Sofia’s review published on Letterboxd:
Visconti strings together a drama confined to the rooms of an aristocrat's palazzo in Rome, weaving together the story of a solitary, reclusive man, disturbed and dishevelled by an unanticipated intrusion. This retired professor inhabits a solitary existence, one of boundless luxury and wealth, of silence and intellect, embodying the decadence of the aristocracy, representing their idealistic lapse into oblivion. Crows crowd in flocks, the eagle soars alone.
It is the invasion of an anarchic, extravagant family that wrenches him out of his blissful solitude. The professor’s languid routines are dislocated, his serenity shattered and the interactions lead to a clash of cultural values, social and generational perspectives in a deconstruction of the bourgeoisie. We are confined to internal spaces, restricted in a claustrophobic environment in which characters operate on a dynamic of competition and radical self-interest.

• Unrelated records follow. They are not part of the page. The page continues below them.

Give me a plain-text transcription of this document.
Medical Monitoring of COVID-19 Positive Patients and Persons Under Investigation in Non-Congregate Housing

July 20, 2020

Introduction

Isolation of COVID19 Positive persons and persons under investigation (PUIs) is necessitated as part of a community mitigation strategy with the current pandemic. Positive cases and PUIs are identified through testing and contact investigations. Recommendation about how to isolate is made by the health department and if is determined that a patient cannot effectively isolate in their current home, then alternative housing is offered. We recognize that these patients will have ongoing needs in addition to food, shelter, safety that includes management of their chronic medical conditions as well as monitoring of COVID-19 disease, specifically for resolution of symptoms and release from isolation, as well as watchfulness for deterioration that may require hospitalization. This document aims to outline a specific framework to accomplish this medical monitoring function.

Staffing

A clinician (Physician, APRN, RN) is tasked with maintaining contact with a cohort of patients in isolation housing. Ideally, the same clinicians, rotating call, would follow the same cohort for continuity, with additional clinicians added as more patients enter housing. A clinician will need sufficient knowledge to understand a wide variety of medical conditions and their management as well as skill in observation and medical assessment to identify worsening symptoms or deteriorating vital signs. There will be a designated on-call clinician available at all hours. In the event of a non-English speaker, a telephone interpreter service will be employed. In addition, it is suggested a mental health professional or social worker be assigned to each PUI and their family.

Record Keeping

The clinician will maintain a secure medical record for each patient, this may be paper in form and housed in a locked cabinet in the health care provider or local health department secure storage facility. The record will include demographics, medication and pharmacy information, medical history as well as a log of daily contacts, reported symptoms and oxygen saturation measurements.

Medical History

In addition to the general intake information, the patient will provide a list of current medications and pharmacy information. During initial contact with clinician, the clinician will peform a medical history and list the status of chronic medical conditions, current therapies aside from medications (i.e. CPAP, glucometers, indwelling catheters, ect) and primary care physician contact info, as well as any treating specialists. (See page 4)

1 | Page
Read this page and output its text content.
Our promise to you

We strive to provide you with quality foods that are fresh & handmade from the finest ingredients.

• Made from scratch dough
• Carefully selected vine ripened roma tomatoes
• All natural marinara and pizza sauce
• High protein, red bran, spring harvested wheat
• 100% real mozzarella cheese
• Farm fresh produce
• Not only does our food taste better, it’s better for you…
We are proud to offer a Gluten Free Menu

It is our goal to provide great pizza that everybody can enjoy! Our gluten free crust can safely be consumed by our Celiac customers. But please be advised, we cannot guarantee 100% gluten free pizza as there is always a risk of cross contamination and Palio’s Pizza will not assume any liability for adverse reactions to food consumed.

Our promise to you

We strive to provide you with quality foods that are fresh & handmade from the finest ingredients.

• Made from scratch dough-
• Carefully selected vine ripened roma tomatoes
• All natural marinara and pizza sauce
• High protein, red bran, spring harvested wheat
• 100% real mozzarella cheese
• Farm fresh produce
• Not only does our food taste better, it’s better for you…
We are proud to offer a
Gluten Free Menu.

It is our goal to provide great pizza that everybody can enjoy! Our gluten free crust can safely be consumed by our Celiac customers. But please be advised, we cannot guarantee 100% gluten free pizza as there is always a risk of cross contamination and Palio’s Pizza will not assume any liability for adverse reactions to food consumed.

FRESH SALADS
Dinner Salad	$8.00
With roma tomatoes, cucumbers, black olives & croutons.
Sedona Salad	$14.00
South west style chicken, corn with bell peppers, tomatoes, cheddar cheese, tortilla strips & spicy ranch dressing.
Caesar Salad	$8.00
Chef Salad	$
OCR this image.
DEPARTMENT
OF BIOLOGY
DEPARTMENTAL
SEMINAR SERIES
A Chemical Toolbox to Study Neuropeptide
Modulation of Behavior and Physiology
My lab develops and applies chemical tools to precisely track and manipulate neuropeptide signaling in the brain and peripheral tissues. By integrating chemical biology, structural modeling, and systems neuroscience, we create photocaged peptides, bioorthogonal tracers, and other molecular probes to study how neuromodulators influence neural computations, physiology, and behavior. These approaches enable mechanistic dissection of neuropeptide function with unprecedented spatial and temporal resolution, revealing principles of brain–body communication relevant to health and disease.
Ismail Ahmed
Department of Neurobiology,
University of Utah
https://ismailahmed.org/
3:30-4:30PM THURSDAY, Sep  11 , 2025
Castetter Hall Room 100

Though within this, something emerges, something that teases tentatively at the long endured solitude that this retired aristocrat has claimed to cherish so ardently. You’ve awakened me from a sleep as profound, as insensitive, and as deathly as death itself. Somewhere, a bond has formed and the tragedy that unfolds by the end only heightens the misery he would then endure having begrudgingly formed some emotional connection. The price of progress is destruction.